State Medicaid Spending on Sovaldi: Wide Variation in Spending and Utilization in 2014
With a price tag of $1,000 per pill and $84,000 for a 12-week course of Sovaldi (sofosbuvir), Gilead Sciences prompted widespread concern about whether its new treatment for hepatitis C (HCV) would bankrupt public and private payers. These concerns were particularly significant for state Medicaid programs, which face both limited state budgets and high HCV prevalence among beneficiaries. Today in the New England Journal of Medicine, LDI Fellow Joshua Liao and colleagues describe early Sovaldi utilization patterns by Medicaid programs in 2014, the first full year after its approval, and report widespread variation across states.
The authors found that overall, Medicaid programs spent more than $1.3 billion on Sovaldi in 2014. Individual states spent anywhere from 0.5% to 6.7% of their prescription drug budgets on Sovaldi, as the map below shows. States that expanded Medicaid under the ACA spent a higher proportion of their budgets on Sovaldi than those that did not expand coverage.
To control costs, states implemented various restrictions on which HCV patients are eligible to receive the drug, a finding reflected in the substantial state program-level variation in Sovaldi utilization observed by the study authors. In 2014, the drug accounted for anywhere from 2% (Texas) to 44% (Hawaii) of all HCV-related prescriptions, although utilization did not correlated with state-level incidence of HCV infection.

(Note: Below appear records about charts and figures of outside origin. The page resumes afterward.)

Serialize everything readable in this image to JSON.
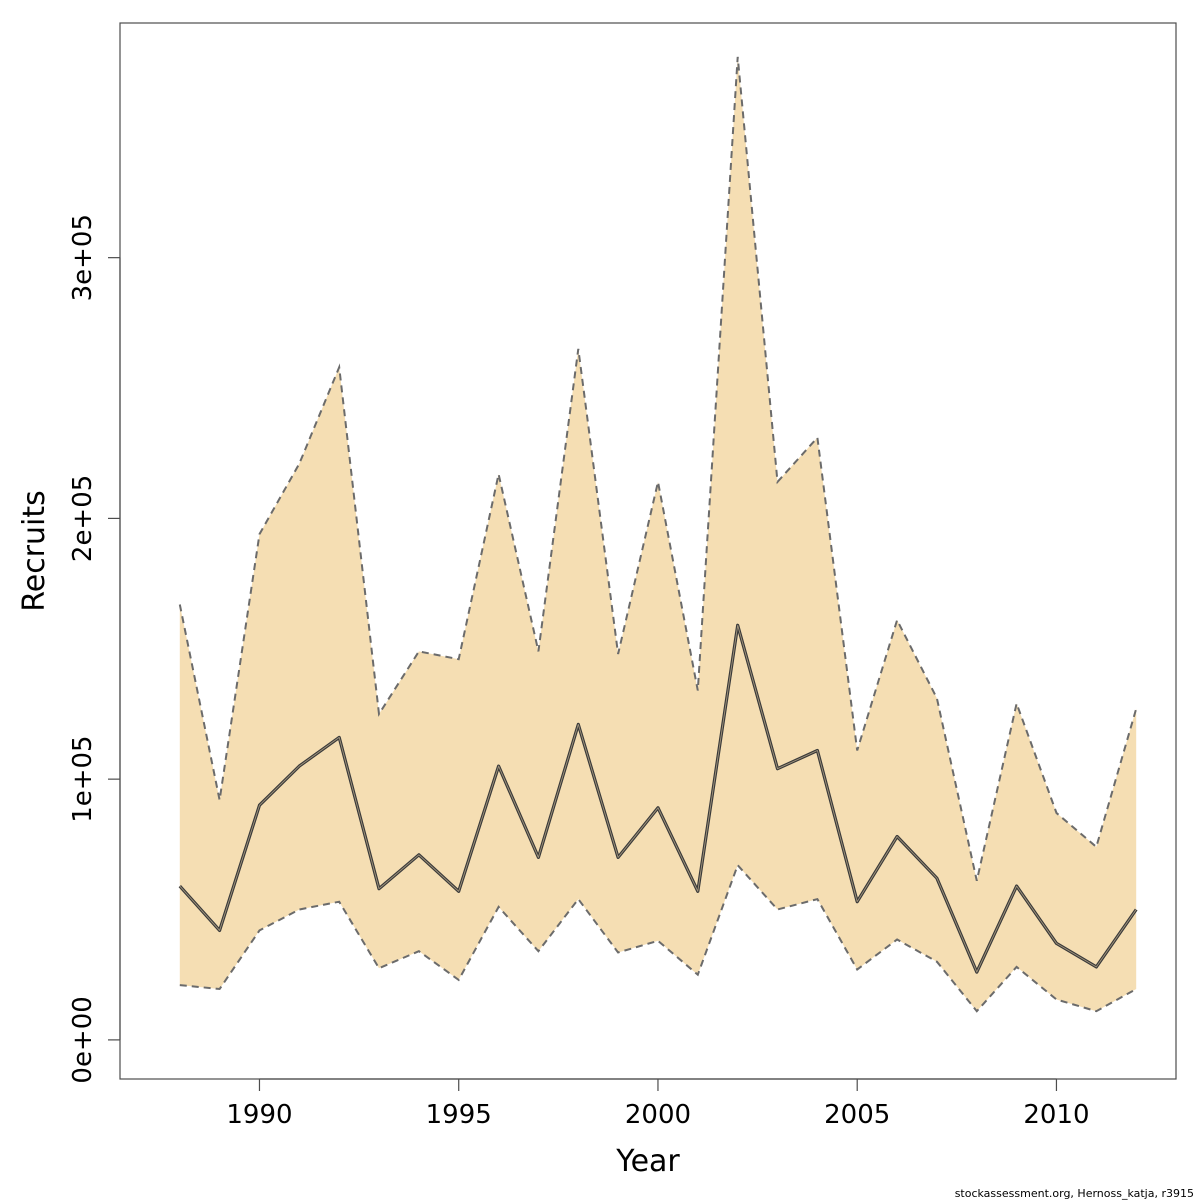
{
  "chart_data": {
    "type": "line",
    "title": "",
    "xlabel": "Year",
    "ylabel": "Recruits",
    "xlim": [
      1986.5,
      2013.0
    ],
    "ylim": [
      -15000,
      390000
    ],
    "xticks": [
      1990,
      1995,
      2000,
      2005,
      2010
    ],
    "xtick_labels": [
      "1990",
      "1995",
      "2000",
      "2005",
      "2010"
    ],
    "yticks": [
      0,
      100000,
      200000,
      300000
    ],
    "ytick_labels": [
      "0e+00",
      "1e+05",
      "2e+05",
      "3e+05"
    ],
    "grid": false,
    "x": [
      1988,
      1989,
      1990,
      1991,
      1992,
      1993,
      1994,
      1995,
      1996,
      1997,
      1998,
      1999,
      2000,
      2001,
      2002,
      2003,
      2004,
      2005,
      2006,
      2007,
      2008,
      2009,
      2010,
      2011,
      2012
    ],
    "series": [
      {
        "role": "estimate",
        "values": [
          59000,
          42000,
          90000,
          105000,
          116000,
          58000,
          71000,
          57000,
          105000,
          70000,
          121000,
          70000,
          89000,
          57000,
          159000,
          104000,
          111000,
          53000,
          78000,
          62000,
          26000,
          59000,
          37000,
          28000,
          50000
        ]
      },
      {
        "role": "upper",
        "values": [
          167000,
          92000,
          194000,
          221000,
          258000,
          125000,
          149000,
          146000,
          217000,
          149000,
          265000,
          148000,
          214000,
          134000,
          377000,
          214000,
          231000,
          111000,
          161000,
          131000,
          61000,
          129000,
          87000,
          74000,
          127000
        ]
      },
      {
        "role": "lower",
        "values": [
          21000,
          19500,
          42000,
          50000,
          53000,
          27500,
          34000,
          23000,
          51000,
          34000,
          54000,
          33500,
          38000,
          25000,
          67000,
          50000,
          54000,
          27000,
          38500,
          30000,
          11000,
          28000,
          15500,
          11000,
          19500
        ]
      }
    ],
    "colors": {
      "band_fill": "#f5deb3",
      "band_edge": "#6b6b6b",
      "line": "#3a3a3a",
      "axis": "#4d4d4d"
    }
  },
  "footer": {
    "credit": "stockassessment.org, Hernoss_katja, r3915"
  }
}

As the first big-picture analysis of state Medicaid program spending on Sovaldi — which along with other new HCV medications led to historic surges in drug spending in 2014 — Liao and colleagues’ study highlights the need for policies to guide state decisions. As they conclude:
These results — together with Medicaid budgetary constraints, high drug costs, and the increasing availability of other expensive, new medications — underscore the need to identify effective strategies to guide policy and reimbursement in order to ensure parity and appropriateness in the use of sofosbuvir among the Medicaid population and other high-need populations, such as prisoners and low-income patients who are not eligible for Medicaid, especially in states that did not expand Medicaid coverage.